The Bermudian-based re/insurer said its quarterly results will be negatively impacted by the effects of Hurricane Ian, which made landfall on the west coast of Florida on September 28, as well as from a series of other global events that occurred this year, including US convective storms, Typhoon Nanmadol and the June French hailstorms.
The estimates are net of reinsurance recoveries and reinstatement premiums.
The company said its estimate for Hurricane Ian is commensurate with a range of estimated insured losses across the global property/casualty insurance industry of $50 billion to $60 billion for this event, resulting in an approximate market share of industry losses for the company that is comparable to prior natural events of a large magnitude.

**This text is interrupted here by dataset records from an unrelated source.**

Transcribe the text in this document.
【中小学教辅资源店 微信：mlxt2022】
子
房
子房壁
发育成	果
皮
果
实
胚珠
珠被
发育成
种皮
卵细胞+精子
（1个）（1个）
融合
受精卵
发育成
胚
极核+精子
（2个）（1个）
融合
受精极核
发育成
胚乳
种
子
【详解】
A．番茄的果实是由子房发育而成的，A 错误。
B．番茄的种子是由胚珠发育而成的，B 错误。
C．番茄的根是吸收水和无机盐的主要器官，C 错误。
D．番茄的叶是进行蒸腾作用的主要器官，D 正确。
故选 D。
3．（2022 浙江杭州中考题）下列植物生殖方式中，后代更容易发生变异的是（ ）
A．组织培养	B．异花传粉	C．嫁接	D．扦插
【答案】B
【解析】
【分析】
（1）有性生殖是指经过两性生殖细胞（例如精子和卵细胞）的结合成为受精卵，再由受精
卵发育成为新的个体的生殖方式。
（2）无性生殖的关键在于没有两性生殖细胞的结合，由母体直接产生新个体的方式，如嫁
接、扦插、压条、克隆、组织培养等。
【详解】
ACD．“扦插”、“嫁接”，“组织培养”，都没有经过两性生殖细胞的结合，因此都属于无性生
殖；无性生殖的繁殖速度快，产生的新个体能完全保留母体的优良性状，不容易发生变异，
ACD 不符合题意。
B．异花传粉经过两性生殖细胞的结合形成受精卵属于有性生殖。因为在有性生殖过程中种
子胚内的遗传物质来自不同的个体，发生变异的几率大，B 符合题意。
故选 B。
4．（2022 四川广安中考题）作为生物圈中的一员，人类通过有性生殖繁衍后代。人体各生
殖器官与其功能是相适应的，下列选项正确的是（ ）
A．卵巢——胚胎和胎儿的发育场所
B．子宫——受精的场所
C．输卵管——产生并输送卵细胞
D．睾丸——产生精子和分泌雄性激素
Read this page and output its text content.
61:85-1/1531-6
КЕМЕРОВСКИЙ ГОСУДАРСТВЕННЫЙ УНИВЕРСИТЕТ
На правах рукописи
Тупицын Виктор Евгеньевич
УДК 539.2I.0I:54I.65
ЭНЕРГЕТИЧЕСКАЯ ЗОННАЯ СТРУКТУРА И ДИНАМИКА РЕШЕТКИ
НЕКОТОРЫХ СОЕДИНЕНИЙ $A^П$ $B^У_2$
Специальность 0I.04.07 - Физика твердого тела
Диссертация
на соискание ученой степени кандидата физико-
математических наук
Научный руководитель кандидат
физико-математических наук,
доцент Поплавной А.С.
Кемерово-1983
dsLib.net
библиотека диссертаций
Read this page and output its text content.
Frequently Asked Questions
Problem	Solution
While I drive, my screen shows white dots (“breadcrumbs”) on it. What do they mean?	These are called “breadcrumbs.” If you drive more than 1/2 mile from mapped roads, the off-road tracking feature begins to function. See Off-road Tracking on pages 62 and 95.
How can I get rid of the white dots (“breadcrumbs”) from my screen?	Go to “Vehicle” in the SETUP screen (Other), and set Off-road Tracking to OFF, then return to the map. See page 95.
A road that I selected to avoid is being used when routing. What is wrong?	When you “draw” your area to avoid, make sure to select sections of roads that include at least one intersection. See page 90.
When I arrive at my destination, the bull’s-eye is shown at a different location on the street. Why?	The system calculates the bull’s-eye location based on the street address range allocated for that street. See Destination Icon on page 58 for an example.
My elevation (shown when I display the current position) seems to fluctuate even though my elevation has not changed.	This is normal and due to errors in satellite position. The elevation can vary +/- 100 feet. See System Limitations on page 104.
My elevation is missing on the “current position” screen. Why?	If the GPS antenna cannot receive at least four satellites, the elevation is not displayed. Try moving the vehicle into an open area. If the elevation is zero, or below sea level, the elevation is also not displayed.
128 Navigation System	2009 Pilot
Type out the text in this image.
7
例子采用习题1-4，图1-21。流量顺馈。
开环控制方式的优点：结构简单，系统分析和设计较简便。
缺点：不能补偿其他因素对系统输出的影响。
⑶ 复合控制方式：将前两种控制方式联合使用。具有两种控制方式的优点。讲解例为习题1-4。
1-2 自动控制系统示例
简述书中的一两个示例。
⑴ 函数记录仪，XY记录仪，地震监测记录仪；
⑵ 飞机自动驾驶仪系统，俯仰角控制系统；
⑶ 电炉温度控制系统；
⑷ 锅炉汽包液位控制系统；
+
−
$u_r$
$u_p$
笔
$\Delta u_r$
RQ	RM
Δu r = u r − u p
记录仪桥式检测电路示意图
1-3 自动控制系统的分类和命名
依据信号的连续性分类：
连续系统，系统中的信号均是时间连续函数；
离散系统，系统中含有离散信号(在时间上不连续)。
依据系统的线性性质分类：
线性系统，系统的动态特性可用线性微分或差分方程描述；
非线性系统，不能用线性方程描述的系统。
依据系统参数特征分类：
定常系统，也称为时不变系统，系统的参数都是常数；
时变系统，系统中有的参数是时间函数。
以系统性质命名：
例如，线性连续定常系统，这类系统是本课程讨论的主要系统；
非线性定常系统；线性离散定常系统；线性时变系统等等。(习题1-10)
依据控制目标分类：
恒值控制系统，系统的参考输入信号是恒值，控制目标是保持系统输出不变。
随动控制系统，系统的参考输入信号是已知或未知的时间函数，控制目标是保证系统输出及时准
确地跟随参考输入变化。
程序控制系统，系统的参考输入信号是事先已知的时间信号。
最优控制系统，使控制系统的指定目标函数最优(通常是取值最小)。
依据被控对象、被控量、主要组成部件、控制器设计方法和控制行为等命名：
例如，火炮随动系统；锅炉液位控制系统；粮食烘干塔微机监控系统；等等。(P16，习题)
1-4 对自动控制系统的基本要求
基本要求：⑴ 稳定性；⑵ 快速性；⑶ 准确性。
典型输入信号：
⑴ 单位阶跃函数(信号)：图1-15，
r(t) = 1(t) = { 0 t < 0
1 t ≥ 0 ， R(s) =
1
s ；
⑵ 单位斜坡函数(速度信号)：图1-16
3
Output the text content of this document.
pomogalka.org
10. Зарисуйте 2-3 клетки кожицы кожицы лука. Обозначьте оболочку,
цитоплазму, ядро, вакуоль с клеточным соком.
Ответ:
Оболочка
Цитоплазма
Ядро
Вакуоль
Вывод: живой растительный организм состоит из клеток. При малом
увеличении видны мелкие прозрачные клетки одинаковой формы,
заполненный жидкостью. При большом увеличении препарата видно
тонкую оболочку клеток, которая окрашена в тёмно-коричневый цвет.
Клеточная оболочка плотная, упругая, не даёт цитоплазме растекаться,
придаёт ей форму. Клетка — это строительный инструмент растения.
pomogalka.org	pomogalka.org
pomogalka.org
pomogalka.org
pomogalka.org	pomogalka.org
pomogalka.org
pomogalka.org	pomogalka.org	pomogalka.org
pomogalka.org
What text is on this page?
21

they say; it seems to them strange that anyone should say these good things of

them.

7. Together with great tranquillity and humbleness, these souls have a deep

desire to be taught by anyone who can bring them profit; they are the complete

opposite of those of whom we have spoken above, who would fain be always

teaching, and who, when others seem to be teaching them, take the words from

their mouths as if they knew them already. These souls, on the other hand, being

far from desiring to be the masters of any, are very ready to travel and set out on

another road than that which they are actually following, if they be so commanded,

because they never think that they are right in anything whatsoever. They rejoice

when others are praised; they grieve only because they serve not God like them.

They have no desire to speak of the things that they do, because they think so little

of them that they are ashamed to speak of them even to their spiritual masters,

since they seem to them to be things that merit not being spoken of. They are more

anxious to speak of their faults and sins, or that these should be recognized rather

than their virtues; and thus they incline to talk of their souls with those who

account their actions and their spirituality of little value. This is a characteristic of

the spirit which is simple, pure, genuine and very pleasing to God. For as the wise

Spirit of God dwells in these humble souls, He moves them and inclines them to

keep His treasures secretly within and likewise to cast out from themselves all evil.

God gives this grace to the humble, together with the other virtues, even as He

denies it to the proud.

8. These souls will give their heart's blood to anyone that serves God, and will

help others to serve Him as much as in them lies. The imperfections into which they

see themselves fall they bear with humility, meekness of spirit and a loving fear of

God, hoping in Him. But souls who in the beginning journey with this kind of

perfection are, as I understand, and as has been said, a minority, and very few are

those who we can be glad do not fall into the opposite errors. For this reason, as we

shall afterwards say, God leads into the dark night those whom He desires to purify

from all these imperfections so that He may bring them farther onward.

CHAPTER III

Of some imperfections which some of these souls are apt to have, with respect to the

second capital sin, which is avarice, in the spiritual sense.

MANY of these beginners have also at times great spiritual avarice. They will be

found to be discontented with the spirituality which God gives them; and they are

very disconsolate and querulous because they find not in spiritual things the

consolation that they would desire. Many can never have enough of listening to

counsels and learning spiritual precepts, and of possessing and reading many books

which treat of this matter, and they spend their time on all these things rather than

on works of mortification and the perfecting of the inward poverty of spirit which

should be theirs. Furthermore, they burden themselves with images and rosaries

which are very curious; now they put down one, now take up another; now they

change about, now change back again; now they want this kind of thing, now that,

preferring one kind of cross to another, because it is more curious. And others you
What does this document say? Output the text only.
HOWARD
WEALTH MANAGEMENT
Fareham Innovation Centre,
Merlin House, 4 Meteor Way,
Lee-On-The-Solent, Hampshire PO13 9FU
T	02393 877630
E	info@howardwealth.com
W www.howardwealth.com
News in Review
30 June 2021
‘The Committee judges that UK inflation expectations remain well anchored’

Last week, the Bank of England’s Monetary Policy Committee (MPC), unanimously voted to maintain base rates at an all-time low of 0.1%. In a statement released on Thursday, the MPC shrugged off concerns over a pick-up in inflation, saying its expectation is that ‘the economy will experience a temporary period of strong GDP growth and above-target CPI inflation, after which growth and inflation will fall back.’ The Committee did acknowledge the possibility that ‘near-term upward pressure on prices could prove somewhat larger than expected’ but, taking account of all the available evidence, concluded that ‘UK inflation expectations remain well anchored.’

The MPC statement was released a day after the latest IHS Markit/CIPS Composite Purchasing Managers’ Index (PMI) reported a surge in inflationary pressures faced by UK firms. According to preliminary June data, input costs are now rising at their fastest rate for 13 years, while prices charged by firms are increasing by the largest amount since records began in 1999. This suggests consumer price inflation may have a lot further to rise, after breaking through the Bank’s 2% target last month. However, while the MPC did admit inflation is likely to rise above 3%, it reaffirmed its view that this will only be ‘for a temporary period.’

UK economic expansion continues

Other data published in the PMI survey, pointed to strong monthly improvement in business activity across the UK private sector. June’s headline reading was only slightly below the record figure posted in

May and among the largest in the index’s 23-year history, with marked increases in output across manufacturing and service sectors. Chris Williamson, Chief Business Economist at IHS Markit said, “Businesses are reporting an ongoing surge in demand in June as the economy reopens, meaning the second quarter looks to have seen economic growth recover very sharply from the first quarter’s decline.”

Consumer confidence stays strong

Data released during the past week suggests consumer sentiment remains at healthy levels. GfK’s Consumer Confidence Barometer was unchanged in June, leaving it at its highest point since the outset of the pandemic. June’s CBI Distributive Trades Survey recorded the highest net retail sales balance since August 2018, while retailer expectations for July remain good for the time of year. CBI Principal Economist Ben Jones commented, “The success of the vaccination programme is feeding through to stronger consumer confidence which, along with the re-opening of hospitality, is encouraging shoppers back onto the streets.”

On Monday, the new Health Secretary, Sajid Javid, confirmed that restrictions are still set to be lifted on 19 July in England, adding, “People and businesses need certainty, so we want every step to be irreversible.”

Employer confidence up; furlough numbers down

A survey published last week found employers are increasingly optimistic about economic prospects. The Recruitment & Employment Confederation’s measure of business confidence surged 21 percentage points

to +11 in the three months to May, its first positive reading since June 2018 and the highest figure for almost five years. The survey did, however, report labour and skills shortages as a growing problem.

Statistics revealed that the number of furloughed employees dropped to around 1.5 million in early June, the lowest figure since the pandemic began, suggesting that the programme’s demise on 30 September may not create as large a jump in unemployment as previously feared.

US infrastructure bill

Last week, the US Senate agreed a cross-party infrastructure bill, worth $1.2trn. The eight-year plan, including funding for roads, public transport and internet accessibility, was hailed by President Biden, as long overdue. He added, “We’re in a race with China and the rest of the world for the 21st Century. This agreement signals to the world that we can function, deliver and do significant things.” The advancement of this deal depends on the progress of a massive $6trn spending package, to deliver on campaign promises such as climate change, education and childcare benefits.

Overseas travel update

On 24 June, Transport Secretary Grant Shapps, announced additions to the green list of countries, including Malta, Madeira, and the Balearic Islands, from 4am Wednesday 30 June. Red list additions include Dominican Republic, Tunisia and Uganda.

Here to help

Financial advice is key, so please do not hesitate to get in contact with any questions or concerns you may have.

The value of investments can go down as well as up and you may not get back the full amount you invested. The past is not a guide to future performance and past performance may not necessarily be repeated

The losses are currently expected to be split approximately 70/30 per cent between the company’s reinsurance and insurance businesses, respectively.
At this time, Arch said, there are significant uncertainties surrounding the ultimate number of claims and scope of damage resulting from these events.
The company’s estimates across its insurance and reinsurance segments are based on currently available information derived from modelling techniques, including preliminary claims information obtained from the company’s clients and brokers, a review of relevant in-force contracts and estimates of reinsurance recoverables.
These estimates include losses only related to claims incurred as of September 30. Actual losses from these events may vary materially from the estimates owing to several factors, including the inherent uncertainties in making such determinations, the company said.
For Hurricane Ian in particular, Arch said, the timing of the event late in the third quarter increases the uncertainty in the company’s estimates, as it is relying on a preliminary view of the claims that may be reported, with limited knowledge of the actual insured damage that may have been sustained during the event.